Ben Pazarcık’taki Ziyaret
Tepesi’ni hep sevdim. Manevi olarak sevdim.
Pazarcık’a ister
Malatya tarafından, ister Kahramanmaraş tarafından girin, ilk gözünüze çarpacak
olan tepesindeki yemyeşil çamlarla Ziyaret Tepesi’dir.
O tepeye baktığımda
biraz da üzülüyorum. Maalesef, tepesinde
biraz çamlar olsa da, o yeşilliğin yetersiz olduğunu düşünüyorum.

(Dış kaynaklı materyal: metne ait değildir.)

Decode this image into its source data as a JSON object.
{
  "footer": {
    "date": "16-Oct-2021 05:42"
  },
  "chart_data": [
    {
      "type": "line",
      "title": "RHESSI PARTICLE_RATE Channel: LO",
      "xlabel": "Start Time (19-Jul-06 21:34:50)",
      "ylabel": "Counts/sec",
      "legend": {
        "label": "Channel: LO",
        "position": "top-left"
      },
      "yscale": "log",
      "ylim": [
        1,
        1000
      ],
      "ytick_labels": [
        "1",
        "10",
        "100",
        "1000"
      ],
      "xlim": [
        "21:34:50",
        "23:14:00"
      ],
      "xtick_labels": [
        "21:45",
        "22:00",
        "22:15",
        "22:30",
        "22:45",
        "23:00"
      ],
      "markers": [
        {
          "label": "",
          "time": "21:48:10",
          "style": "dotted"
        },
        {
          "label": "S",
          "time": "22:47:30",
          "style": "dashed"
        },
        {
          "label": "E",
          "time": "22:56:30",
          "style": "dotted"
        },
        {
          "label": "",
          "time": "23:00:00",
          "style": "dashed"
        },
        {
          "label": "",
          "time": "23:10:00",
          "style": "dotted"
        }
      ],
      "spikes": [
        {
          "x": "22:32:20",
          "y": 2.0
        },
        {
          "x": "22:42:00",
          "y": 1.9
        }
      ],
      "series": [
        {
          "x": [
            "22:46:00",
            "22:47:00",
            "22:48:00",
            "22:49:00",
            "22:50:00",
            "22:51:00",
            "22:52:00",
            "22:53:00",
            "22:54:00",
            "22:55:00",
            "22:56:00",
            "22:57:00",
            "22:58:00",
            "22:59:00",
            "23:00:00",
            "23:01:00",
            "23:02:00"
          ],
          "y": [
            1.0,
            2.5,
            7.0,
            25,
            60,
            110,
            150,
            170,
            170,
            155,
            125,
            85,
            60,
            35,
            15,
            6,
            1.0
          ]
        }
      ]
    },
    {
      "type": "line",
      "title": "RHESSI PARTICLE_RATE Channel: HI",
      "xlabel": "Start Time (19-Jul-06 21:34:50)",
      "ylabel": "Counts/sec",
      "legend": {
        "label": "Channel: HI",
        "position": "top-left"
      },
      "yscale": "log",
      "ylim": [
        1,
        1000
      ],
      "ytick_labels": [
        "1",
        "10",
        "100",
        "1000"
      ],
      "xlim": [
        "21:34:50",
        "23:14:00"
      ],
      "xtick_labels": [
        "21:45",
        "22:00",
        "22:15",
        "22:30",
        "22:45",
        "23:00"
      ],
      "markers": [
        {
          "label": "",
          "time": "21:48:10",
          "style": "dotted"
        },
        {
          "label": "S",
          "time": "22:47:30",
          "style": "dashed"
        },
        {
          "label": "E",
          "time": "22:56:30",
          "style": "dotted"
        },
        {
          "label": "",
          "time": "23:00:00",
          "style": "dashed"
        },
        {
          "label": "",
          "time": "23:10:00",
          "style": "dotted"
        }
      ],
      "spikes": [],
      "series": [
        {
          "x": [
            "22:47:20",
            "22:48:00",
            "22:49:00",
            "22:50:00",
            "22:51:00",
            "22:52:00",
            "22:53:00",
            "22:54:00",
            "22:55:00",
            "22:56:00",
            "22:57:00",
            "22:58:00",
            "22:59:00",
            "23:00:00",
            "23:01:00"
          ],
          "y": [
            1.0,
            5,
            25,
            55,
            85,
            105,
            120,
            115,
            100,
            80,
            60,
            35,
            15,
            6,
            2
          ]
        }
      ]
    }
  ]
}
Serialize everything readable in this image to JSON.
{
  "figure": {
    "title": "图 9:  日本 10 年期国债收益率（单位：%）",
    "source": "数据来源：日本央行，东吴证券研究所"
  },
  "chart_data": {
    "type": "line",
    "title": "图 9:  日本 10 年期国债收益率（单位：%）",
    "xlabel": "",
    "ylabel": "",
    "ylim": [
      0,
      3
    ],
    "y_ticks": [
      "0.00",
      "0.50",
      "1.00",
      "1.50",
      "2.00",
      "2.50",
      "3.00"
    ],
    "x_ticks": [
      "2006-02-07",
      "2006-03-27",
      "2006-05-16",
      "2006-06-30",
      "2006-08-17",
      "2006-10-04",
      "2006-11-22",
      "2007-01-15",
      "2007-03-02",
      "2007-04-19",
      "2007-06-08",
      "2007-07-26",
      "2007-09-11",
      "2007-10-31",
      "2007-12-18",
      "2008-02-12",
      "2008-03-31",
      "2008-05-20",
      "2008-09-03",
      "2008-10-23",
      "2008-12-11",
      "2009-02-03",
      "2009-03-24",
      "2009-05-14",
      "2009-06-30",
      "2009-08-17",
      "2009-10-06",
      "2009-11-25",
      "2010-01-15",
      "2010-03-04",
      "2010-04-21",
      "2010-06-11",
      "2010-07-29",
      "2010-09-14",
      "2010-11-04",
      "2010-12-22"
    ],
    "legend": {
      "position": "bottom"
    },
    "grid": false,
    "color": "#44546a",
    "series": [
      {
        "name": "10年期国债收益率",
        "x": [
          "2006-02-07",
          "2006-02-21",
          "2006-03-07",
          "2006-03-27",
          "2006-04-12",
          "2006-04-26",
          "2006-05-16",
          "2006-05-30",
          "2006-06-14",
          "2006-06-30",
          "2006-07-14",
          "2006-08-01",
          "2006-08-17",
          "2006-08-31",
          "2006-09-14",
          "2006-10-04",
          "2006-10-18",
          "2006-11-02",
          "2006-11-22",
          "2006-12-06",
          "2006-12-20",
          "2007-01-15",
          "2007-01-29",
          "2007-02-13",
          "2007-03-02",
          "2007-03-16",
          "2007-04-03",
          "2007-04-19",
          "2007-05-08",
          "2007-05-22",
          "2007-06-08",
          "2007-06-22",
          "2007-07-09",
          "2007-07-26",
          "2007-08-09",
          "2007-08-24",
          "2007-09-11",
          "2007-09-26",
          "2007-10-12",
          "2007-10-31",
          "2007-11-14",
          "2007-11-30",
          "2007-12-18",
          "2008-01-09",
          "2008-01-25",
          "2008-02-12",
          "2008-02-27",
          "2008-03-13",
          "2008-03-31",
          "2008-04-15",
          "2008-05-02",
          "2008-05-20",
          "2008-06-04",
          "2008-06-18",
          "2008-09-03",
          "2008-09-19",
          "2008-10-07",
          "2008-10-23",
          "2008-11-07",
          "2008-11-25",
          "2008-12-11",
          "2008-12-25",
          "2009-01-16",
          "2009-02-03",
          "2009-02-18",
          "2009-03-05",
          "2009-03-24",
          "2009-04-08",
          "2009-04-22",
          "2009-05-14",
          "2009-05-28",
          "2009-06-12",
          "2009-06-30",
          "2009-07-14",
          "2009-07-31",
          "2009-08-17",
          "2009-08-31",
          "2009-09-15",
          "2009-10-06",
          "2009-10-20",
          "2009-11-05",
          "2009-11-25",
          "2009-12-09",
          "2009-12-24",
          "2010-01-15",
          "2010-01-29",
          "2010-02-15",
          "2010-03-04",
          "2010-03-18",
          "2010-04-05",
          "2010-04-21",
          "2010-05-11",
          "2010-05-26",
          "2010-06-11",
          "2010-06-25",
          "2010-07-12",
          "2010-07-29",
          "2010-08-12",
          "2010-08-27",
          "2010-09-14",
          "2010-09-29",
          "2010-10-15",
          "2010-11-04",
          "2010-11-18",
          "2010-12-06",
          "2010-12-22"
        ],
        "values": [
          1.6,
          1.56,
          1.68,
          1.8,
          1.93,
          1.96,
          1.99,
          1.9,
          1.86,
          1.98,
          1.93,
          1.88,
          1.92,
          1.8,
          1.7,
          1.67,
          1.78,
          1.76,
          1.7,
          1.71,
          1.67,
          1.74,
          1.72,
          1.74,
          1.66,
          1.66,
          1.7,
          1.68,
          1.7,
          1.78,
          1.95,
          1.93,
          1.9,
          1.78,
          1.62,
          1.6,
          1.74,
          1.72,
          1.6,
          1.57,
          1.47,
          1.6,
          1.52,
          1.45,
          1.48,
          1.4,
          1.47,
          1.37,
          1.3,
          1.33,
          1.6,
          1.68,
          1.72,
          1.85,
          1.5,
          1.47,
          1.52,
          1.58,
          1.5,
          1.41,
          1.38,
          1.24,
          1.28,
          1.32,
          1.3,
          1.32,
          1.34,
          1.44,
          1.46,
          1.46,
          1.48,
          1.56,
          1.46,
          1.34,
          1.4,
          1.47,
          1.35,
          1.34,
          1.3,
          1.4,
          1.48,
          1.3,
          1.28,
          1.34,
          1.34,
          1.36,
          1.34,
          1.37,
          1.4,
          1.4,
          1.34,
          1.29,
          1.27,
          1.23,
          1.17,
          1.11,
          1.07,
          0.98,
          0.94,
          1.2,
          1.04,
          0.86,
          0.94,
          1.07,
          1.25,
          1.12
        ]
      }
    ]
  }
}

Ben o
tepenin ta en alttan yamaçlardan başlayıp da en zirvesine kadar yemyeşil olarak
korunmasını isterdim. Ben Ziyaret Tepesi’nin ta en altından, en tepesine kadar
o yerin çamlarla kaplı olmasını ve hiçbir şekilde yapılaşmasına izin
verilmemesini isterdim.
Tabi, bu dilek ve
temenniden sonra, bu haliyle korunmasına da razıyız. Ziyaret Tepesi korunmalı
ve çok daha iyi bir şekilde bakılmalıdır.
Ziyaret Tepesi nasıl
bir tepe? Yığma bir tepe gibi görünüyor. O tepeyi kim ve nasıl yığdı? Yoksa
yığma değil de tabi bir tepe midir? Bunları araştırmak gerekir.
Biz çocukken Ziyaret
Tepesi’ne çok ziyaret ederdik. Babam, Annem ve Kardeşlerimle ve hatta
komşularla birlikte orada piknik yaparak yemek yediğimiz ve koşup da
oynadığımız günleri hatırlıyorum.
Hatta daha çok
Hıdrellez Günlerinde, yani, 5 ve 6 Mayıs günlerinde Ziyaret Tepesi’ne ailecek
gider, orada önce yemekler yerdik, koşup oynar ve ardından da dilek tutar, Yüce
Rabbimize dua ve niyazda bulunurduk.
Şimdi orada bir türbe
ya da ona benzer bir yapı var mıdır, bilmiyorum. Bizim çocukluk zamanımızda
Ziyaret Tepesi’nin en üstünde “Musullu Baba” isimli bir Yatır olduğu
söylenirdi. Biz de yatır diye düşündüğüm o yerdeki dümdüz kayalara “taş
yapıştırır ve o taşlar düşmez ise onun “dileğimizin kabul edildiğine bir
işaret” manasına geldiğini düşünürdük. Ziyaret Tepesi’ndeki birkaç ağacın üzerinde yüzlerce bez, çaput ve çeşitli
iplerin de bağlı olduğunu hatırlıyorum. Dağ başlarındaki bazı eski ağaçların
dallarına “bez, çaput, ip bağlamak” bir Anadolu Geleneği’dir. Bu şekildeki bir
hareket yani ağaçlara bez bağlamak, düz kayalara taş yapıştırmak esasında
hiçbir şekilde İslam inancına uymaz. Doğru da değildir. Ancak, maalesef, bu tür
adetler Anadolumuzda yaygın. Çocukken bir şehrin mübarek bir mekanına
gittiğimizi hatırlıyorum. Belki de Şanlıurfa’da Balıklı Göl ve civarı idi.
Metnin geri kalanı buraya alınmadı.